橘家は、古い洋館と、比較的新しい書院造りで構成されている。

明治初期に主上と共に京都から移ったときに建てた寝殿造りの御殿は、関東大震災で半壊した。

現存する洋館は、新しい母屋として、大正14年に建てられた。

補修を繰り返してやっと残っていた御殿は、戦争で無残に焼け落ちた。

現在の書院造りは高度成長期の建築だ。

茶道を嗜んだ今は亡き千秋の祖母の隠居用に建てられた書院造りは、2つの茶室を備えている。


雅人は建築物に興味があるらしく、周囲をキョロキョロと見回しては、熱心に見入っていた。

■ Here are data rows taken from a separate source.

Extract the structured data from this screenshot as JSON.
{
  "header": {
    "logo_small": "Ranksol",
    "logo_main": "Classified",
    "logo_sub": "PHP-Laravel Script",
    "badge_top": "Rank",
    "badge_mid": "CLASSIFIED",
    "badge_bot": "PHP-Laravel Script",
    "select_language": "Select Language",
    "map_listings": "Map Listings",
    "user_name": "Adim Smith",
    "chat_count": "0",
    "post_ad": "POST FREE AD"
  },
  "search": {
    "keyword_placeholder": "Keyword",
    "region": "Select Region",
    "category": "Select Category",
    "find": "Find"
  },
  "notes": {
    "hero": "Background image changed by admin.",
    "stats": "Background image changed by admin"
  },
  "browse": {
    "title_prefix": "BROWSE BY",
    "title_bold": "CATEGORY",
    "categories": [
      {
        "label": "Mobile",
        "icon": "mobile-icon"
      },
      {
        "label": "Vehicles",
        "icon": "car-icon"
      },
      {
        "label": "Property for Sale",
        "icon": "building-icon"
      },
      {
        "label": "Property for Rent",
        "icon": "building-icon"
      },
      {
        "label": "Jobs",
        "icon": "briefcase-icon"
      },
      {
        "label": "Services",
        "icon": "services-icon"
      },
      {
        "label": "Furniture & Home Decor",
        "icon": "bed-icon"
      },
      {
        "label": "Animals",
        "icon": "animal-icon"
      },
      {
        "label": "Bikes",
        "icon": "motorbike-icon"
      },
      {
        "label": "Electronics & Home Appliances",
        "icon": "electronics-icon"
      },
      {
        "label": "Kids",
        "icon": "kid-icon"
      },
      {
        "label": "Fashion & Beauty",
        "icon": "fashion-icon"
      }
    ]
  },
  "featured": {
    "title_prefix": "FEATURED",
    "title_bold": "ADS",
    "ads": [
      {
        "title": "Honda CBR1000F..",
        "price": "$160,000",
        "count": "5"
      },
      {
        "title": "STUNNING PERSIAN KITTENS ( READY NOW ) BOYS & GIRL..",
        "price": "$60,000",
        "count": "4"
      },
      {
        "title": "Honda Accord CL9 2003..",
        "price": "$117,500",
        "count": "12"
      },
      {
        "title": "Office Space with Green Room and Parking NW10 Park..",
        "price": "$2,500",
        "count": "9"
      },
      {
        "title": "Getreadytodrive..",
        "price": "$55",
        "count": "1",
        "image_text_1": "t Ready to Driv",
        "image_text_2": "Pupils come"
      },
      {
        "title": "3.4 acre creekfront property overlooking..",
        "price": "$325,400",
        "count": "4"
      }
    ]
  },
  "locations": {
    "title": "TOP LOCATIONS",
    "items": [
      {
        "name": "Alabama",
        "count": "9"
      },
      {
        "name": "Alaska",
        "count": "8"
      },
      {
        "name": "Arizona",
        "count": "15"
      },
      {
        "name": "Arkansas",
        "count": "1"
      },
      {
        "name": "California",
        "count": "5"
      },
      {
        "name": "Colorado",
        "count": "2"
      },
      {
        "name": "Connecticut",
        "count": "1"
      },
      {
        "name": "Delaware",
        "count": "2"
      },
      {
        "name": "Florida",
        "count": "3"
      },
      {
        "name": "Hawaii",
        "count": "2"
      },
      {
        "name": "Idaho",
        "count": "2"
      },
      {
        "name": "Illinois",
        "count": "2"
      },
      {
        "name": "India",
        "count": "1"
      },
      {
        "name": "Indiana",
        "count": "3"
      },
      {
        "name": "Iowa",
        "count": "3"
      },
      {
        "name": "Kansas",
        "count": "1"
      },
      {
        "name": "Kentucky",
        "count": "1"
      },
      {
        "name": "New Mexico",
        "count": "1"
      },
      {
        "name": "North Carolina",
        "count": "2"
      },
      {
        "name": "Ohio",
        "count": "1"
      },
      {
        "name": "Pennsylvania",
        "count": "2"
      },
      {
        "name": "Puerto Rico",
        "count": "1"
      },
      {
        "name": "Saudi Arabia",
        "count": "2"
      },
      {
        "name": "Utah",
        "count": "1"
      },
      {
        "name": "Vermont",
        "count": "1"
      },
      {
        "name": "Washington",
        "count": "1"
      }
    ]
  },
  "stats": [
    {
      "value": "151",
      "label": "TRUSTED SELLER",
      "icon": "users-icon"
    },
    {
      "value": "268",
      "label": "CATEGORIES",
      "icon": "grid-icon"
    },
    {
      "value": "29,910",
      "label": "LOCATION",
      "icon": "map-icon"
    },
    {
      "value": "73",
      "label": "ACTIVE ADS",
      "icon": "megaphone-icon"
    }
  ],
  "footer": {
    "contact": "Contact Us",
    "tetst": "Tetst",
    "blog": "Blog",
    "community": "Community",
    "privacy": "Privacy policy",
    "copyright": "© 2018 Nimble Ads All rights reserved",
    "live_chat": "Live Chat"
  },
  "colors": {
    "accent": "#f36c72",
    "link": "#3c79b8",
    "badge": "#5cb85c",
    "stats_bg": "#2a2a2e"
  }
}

「はなれの茶室のことは、私はよくわかりません。息子が帰宅したら、案内させましょう。」

千秋にそう言われて、雅人はうれしそうにうなずいた。


やっと子供らしい笑顔を見せてくれた……。

ホッとすると同時に、千秋はこのダイヤの原石を、どのリコーダー奏者に預けるべきか……思案し始めた。

矯正より、この子の奔放さを伸ばしてくれる師がいい。

日本人であるべき必要もない。

思い当たる幾人かに、早速連絡してみなければ。


「さて。こちらが、レッスン室です。防音してありますので、遠慮せず演奏できますよ。……だから、ドアをノックしても、聞こえないんですよ。」

他の部屋とは明らかに異質の重々しいドア。

その横には、まるで玄関の呼び鈴のボタンのようなものが取り付けられていた。


千秋がボタンを押す。

しばらくすると、中からドアが開いた。


「お父さま。おかえりなさい。」

かわいらしい声と共に、かほりが姿を見せた。


「ただいま。お姫さま。今日は、お友達を連れて来たよ。こちら、尾崎雅人くん。かほりと同い年だよ。」



お友達?

俺が?

この子と?



いかにもお姫さま然としたかほりは、どう見ても近寄りがたく感じた。

かほりもまた、戸惑いは感じたが、……服装はともかく、雅人の顔には好ましさを覚えた。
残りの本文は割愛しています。